How would he cope, then, with a legal drama that begins in the 1970s, the decade with a record of crimes against good taste as long as a tailored arm?

With aplomb, as it turns out. While he does not fare quite as well in keeping taut what is a long, winding – and true – story, there are compensations, chief among them Mark Ruffalo’s performance in the lead.

Ruffalo plays Rob Bilott, a West Virginian from a humble background who is now working in a big city law firm representing blue chip clients.

Back home in West Virginia, Bilott’s grandmother sends a couple of neighbours his way. There have been strange goings on in the area, including animals being born deformed or dying. The farmers suspect contaminated water and ask Bilott to take the case.

Recently made a partner, and with a wife (Anne Hathaway) and new baby at home, Bilott is reluctant to become involved. The firm’s chief partner (Tim Robbins), wary of what the other clients will think, is even warier. But it turns out the farm in question was where Bilott spent his summers as a child, and, anyway, it is his beloved grandmother asking for a favour.

So begins a commitment that will last for many years as the case grinds on and more people become parties to the lawsuit. Bilott is familiar with the stalling tactics of big firms and their deep pockets, he has practised them himself, but now he is the little guy being put through the mill.

The screenplay by Mario Correa and Matthew Michael Carnahan is based on The New York Times magazine article, “The Lawyer Who Became DuPont’s Worst Nightmare” by Nathaniel Rich. While it does its best to keep the action moving along, including having the odd thriller element here and there, time passes slowly as one year melts into the next.

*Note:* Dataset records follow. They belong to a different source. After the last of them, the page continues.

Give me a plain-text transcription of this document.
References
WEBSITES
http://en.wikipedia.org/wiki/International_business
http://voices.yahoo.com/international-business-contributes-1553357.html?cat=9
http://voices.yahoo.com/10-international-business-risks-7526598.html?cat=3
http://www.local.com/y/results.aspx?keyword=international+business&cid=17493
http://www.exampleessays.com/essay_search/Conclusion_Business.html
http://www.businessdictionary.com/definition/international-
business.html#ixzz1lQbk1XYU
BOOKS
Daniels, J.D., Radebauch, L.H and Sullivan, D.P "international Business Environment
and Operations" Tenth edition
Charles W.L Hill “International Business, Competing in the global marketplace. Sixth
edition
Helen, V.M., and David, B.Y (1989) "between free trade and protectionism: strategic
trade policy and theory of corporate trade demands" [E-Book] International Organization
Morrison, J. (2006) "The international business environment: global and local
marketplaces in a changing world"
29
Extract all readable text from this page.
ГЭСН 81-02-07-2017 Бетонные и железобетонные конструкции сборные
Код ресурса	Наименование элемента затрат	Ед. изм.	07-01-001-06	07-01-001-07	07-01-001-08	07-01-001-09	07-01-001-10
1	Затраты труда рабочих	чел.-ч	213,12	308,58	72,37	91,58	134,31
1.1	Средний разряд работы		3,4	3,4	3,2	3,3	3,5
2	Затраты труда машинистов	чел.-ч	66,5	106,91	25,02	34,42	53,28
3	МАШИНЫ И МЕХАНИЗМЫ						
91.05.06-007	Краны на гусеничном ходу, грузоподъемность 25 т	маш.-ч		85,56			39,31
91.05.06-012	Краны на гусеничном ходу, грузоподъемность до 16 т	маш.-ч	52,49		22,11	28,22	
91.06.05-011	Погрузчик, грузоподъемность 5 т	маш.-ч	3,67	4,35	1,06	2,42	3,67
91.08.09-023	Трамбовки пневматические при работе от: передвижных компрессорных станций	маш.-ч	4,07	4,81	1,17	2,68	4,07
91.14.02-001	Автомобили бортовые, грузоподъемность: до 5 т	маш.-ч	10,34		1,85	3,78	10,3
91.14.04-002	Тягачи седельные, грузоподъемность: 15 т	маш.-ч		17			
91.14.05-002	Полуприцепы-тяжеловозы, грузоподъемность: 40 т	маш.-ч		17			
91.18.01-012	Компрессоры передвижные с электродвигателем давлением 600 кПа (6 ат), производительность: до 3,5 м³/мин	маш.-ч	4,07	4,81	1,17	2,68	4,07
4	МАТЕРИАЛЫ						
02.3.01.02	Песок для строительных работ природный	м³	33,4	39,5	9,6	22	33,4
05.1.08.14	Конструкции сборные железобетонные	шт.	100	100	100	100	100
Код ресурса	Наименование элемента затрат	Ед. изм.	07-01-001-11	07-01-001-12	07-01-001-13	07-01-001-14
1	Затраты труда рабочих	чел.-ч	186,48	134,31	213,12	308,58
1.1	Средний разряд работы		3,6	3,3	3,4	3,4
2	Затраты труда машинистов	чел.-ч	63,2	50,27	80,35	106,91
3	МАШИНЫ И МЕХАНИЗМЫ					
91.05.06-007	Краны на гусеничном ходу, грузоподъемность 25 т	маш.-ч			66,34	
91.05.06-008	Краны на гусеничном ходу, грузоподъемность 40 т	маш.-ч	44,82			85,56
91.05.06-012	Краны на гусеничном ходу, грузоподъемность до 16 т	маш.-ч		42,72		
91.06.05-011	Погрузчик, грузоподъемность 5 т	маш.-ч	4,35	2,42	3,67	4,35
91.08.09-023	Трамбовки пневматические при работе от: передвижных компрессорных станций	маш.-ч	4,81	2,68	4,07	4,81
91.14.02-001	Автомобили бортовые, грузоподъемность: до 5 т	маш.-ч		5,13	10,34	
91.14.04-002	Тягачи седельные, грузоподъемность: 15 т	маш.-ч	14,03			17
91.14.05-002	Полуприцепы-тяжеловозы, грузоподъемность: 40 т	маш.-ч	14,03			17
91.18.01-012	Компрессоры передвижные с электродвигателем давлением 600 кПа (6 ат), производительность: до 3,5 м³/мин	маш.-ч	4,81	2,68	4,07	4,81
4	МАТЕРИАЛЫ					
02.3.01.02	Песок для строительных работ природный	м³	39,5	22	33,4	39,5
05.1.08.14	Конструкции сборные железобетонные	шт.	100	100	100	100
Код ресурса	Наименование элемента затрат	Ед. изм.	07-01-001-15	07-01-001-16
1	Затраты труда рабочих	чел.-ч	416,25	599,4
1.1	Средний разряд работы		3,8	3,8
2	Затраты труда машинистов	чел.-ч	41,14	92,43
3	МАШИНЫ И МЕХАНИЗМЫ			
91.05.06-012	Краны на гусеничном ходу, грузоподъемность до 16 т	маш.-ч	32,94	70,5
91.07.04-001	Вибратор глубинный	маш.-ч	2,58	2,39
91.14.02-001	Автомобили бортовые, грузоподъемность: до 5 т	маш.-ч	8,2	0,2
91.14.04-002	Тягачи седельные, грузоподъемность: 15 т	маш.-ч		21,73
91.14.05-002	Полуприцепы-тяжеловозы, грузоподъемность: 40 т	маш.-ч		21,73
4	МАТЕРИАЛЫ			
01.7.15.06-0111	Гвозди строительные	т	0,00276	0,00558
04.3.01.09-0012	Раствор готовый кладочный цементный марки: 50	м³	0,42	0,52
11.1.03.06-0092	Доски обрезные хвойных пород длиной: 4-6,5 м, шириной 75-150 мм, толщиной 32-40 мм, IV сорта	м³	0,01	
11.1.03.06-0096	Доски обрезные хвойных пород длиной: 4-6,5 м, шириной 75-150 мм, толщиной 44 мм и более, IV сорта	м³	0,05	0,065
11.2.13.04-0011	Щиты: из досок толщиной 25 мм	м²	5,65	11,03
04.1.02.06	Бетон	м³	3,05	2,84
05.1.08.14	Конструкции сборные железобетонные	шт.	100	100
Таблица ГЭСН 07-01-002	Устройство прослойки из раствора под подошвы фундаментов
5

Hathaway and Robbins do not get much of a look-in, save for one big speech for him and two for her, but the moments feel rather forced.

What raises the picture above a by-the-numbers legal procedural is Haynes’s styling and Ruffalo’s performance. Turns out Mr Haynes can turn out symphonies of grungy beiges and greens as well as he does the more glamorous stuff. As for Ruffalo, that crumpled demeanour of his is perfect for this Willy Loman meets Erin Brockovich part.